Monday, January 7, 2019

The rise of the USA as the world's biggest wine consumer

Following last week's cautionary post (Is there truth in wine numbers?), we can now contemplate a few wine numbers about the USA and its position in the wine world.

Any given country's wine consumption is a product of the amount of wine each (adult) person consumes per year and the number of people in that country. To be No. 1, a country can either have a lot of people or they can each consume a lot of wine, or both. The USA is the third most populous country on the planet, after China and India, neither of which consumes a lot of wine per person (yet).

So, the idea that the USA is the No. 1 wine consumer is not unexpected. However, the question is when did it become No. 1? As the first graph shows, this event did not occur until very recently.

Top wine-consuming countries 1865-2014

The data are taken from Global Wine Markets, 1860 to 2016: a Statistical Compendium, compiled by Kym Anderson, Signe Nelgen and Vicente Pinilla. The graph covers the years 1865-2014 (horizontally), showing the estimated percentage of global wine consumption (vertically) for those countries that either currently account for >5% of the consumption or have accounted for >10% at some time in the past.

The graph makes it very clear that the patterns of wine consumption have changed dramatically over the past 150 years for many countries. This is not a result of changing population sizes (which have all grown), but instead reflects changes in per person (per capita) wine consumption. These changes are shown in the second graph.

Top wine-consuming countries per capita 1865-2014

Both France and Spain have shown a slow decline in consumption per person since the 1950s, although France also had particularly notable dips during both World War I and WWII. Italy's decline per person actually dates from the 1960s, although there were erratic changes in consumption during WWI. By contrast, Germany's rise in consumption dates from the end of WWII. The rise in per person consumption in the USA dates from the end of Prohibition, not unexpectedly. The only major wine-consuming country missing from the second graph is Portugal, which actually showed an increase in per person consumption until the end of WWII, followed by a slow decline starting in the mid 1970s.

So, the declining consumption in France and Italy combined with the rising consumption in the USA, finally resulting in the US taking the global lead in total consumption from the year 2010 onwards.

If you want to see some forecasts for the possible future of US wine consumption, they are discussed in 2019 U.S. alcohol consumption to increase while population growth stagnates.

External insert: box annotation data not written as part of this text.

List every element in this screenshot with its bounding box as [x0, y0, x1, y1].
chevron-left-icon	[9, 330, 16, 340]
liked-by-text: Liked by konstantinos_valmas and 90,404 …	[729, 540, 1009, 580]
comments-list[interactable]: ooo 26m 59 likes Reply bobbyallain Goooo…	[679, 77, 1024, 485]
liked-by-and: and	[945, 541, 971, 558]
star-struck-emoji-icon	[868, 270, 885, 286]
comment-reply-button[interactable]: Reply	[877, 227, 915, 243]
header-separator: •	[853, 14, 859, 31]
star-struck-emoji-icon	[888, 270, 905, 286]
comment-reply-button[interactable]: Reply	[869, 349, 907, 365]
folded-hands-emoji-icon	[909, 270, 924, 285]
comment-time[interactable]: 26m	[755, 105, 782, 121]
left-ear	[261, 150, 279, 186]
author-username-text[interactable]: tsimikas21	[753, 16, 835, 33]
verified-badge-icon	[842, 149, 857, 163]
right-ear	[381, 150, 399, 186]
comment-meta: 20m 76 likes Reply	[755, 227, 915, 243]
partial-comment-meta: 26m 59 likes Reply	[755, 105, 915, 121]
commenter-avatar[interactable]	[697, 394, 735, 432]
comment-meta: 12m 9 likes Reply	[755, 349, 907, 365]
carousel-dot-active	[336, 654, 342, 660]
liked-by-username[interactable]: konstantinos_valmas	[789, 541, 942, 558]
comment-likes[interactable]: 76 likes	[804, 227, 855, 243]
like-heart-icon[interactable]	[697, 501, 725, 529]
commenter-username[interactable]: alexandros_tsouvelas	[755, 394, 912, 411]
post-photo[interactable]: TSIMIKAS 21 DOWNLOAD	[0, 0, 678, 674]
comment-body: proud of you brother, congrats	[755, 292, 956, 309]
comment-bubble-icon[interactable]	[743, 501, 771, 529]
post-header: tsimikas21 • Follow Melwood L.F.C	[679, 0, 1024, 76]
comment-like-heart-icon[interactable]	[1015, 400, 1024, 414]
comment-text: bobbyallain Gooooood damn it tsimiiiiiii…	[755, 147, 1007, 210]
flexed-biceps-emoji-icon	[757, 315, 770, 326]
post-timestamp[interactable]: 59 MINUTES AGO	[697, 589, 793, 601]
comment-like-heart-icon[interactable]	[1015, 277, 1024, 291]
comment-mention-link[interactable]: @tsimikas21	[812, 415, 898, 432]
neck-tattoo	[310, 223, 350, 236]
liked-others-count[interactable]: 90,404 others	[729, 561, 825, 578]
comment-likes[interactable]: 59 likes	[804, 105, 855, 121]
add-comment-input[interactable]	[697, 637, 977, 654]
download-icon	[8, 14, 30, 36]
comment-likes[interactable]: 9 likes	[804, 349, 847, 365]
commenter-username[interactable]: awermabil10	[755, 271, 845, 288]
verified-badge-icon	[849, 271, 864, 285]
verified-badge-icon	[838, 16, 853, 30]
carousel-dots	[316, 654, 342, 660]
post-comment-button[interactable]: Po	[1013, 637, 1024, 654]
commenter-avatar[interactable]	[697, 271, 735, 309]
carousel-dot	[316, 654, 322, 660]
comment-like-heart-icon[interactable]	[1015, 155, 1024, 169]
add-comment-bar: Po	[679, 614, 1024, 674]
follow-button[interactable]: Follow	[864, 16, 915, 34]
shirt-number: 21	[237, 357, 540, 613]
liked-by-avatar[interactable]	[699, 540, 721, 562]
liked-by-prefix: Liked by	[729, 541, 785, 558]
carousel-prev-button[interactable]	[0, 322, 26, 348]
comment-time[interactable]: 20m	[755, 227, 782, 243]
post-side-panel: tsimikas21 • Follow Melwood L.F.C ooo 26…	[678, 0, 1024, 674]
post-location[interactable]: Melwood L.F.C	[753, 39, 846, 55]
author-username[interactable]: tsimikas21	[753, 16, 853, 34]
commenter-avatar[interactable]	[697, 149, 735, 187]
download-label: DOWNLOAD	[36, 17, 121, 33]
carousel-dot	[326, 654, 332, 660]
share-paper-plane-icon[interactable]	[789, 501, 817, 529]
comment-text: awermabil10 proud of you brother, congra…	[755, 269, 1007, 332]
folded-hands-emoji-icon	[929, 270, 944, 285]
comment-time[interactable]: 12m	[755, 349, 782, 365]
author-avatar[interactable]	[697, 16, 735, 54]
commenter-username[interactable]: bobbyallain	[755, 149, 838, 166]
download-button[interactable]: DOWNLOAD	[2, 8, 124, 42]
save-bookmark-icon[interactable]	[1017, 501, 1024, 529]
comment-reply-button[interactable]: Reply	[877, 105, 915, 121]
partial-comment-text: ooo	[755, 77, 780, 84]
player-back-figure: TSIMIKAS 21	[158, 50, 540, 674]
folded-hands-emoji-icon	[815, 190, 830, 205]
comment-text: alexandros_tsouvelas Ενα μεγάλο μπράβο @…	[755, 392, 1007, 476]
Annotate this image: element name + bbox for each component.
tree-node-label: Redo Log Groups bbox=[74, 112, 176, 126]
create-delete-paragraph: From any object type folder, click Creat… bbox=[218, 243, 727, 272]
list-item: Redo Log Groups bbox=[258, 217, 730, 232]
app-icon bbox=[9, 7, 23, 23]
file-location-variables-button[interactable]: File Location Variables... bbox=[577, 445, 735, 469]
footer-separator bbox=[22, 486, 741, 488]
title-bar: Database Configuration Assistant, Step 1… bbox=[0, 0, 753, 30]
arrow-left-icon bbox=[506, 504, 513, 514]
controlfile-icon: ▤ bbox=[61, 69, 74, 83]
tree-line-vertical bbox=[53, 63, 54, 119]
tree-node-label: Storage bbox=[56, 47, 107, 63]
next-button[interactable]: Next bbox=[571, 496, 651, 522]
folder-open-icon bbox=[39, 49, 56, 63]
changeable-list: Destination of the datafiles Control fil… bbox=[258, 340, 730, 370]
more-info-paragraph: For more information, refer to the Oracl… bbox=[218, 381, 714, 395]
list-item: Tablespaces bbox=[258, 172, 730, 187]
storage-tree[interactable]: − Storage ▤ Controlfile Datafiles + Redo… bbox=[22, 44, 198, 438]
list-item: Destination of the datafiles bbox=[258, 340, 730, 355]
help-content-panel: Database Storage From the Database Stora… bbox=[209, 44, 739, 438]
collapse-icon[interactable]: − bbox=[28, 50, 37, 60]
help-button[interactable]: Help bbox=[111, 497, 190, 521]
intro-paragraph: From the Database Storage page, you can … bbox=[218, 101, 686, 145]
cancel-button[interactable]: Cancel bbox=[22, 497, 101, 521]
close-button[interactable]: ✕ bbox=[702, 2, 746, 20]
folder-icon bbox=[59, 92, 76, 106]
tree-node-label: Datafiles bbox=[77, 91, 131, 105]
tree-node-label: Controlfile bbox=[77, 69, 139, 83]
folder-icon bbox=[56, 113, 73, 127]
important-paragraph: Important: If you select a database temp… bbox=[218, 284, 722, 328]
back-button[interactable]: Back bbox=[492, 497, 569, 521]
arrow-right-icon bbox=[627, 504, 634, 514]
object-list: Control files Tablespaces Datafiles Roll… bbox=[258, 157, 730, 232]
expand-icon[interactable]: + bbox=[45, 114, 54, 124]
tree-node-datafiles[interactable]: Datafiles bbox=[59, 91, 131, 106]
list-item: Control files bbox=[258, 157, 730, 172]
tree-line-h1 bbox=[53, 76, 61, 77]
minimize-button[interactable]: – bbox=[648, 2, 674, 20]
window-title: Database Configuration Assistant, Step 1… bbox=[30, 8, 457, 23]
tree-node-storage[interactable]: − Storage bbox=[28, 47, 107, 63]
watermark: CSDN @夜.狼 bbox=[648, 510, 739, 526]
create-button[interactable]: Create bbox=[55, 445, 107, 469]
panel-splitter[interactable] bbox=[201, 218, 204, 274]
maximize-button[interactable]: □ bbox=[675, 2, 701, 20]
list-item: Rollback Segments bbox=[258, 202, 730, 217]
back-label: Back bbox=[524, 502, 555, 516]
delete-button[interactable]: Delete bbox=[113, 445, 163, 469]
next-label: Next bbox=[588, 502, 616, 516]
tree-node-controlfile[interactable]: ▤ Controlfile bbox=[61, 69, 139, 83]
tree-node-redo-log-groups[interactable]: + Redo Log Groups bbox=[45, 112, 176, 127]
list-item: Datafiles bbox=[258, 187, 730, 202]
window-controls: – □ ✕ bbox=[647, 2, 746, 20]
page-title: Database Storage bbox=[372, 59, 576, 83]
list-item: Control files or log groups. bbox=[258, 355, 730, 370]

Also shown on the second graph above (as the dashed line) is the consumption for Croatia, which had the globally highest per capita rate in 2014. Indeed, the per person consumption in Croatia has remained steady since the 1980s, unlike the western European countries discussed so far. Spanish per person consumption dropped below the current (Croatian) maximum way back in 1984, followed by the Italians in 2005, and the French and Portugese in 2013. The other two countries who currently match the Croatians, Portugese, French and Italians in their love of wine are the Moldovians and the Swiss.

Finally, it is worth illustrating just how far out in front the top three countries are, in terms of per person consumption. The final graph shows the per capita consumption (vertically) for the top 37 countries (ranked horizontally).


As you can see, all of the countries fit a nice simple (linear) mathematical model except the top three, where the people are still consuming far more wine per person than anywhere else.